Johannesburg - A trading pattern looming in stock charts suggests a three-week selloff that drove South African shares to a seven-month low still has room to run.
The FTSE/JSE Africa All-share index slipped 1.5% by the close in Johannesburg on Friday for the biggest weekly decline in four years. The gauge is down 11% since its record high on April 24, entering a so-called correction, amid a rout in emerging-market stocks spurred by anticipation of the first US interest-rate increase since 2006 and as economic data from China adds to fears of a global slowdown.
The average level of the All-share index over the past 50 days is close to dropping below its 200-day mean, a phenomenon known as a death cross. This last happened on November 18, which was followed by a 6% decline in the gauge over the next month.

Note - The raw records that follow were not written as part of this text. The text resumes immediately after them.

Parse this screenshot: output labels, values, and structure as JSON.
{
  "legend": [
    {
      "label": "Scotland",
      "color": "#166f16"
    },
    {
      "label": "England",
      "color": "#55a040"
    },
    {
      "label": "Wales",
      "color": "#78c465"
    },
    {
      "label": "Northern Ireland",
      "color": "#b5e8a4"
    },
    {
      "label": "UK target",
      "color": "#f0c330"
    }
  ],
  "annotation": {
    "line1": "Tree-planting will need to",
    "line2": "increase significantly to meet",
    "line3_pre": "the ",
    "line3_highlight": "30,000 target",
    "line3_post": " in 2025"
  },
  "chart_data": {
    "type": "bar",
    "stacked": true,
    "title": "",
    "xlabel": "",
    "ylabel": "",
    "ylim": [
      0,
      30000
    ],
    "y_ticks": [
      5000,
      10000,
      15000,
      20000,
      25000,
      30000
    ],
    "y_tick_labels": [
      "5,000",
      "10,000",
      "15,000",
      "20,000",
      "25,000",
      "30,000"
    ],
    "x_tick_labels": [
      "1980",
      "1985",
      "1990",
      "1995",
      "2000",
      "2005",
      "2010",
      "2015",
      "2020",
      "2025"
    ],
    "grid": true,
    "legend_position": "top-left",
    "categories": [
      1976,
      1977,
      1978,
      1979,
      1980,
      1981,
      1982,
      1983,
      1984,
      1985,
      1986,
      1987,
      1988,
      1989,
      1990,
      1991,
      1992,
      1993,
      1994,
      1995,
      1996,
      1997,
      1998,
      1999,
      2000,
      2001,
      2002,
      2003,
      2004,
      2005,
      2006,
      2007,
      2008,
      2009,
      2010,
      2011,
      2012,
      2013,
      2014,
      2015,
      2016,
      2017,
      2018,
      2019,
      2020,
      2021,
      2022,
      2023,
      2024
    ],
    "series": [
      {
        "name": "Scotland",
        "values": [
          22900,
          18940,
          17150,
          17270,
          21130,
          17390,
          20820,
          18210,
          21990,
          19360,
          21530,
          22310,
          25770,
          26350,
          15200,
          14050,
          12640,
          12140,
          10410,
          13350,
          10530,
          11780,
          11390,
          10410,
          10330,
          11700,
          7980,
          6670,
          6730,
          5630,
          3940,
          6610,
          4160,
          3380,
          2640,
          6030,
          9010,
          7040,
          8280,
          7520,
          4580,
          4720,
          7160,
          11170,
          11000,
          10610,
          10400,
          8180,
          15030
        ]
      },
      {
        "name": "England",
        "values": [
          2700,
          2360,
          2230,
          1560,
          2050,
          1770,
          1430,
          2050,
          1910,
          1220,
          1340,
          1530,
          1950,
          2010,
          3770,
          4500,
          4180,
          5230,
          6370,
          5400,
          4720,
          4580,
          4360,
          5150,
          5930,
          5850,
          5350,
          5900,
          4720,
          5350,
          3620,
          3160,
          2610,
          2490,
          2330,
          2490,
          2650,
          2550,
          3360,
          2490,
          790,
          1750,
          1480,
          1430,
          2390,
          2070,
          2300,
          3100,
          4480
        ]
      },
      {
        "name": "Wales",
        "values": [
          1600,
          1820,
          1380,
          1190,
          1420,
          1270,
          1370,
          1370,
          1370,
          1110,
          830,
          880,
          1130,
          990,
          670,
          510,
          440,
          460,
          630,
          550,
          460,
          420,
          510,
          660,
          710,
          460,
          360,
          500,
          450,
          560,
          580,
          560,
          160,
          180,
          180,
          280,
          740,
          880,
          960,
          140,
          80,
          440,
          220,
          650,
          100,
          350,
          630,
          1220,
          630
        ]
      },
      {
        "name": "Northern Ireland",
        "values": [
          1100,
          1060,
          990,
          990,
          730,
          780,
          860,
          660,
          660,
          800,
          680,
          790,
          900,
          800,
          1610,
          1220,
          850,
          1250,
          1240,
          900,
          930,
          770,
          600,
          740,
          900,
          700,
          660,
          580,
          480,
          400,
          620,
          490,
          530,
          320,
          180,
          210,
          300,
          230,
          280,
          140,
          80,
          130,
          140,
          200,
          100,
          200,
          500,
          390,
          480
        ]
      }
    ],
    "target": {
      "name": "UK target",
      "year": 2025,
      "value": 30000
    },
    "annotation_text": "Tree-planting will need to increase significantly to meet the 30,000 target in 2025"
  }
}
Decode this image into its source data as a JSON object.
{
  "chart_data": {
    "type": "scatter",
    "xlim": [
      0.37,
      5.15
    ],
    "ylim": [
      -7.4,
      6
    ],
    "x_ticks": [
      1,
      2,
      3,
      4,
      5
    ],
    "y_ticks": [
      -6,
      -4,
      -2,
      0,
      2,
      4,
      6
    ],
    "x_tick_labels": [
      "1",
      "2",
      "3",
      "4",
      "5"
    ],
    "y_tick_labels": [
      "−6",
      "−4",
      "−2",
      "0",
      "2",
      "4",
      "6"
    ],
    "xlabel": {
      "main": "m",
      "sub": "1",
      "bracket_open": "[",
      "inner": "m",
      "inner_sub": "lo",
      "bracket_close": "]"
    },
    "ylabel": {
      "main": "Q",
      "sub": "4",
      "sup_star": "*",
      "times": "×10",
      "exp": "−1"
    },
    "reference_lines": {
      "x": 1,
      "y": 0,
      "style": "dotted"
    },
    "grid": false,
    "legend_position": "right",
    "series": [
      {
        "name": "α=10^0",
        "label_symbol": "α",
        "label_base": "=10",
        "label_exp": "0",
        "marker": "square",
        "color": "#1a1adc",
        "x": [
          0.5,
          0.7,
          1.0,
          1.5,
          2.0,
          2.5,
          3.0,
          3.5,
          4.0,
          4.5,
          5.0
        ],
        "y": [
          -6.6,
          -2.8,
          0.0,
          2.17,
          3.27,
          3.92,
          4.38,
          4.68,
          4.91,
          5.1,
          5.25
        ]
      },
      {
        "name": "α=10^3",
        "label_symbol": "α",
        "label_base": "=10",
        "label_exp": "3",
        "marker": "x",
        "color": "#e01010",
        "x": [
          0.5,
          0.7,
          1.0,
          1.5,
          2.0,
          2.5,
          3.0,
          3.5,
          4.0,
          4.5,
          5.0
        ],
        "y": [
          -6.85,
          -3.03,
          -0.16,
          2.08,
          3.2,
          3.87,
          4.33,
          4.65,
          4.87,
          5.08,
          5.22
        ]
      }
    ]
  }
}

The index will probably fall to levels last seen in October, according to Neels Heyneke, a technical analyst at Nedbank Group in Johannesburg. That implies a further decline of about 5%.
“In the very short term we should get a bounce from here, but I’m not calling a bottom on the market,” he said by phone on Friday. “We’ve just reached some short-term target levels here, but I would be surprised if we don’t go to the October lows.”
The slump in the stock market and a slide in the rand this week to its lowest level in almost 14 years underscores the challenges faced by President Jacob Zuma’s administration in reigniting investment and growth in the $366bn economy struggling with 25% unemployment and an electricity crisis. At the same time, slowing growth in China is threatening the top destination for South Africa’s raw materials.
“We haven’t seen China this weak in a long time and it’s a major market for South African mining companies,” Troye Brady, an analyst at Noah Capital Markets, said by phone from Johannesburg. “We’re in unprecedented times.”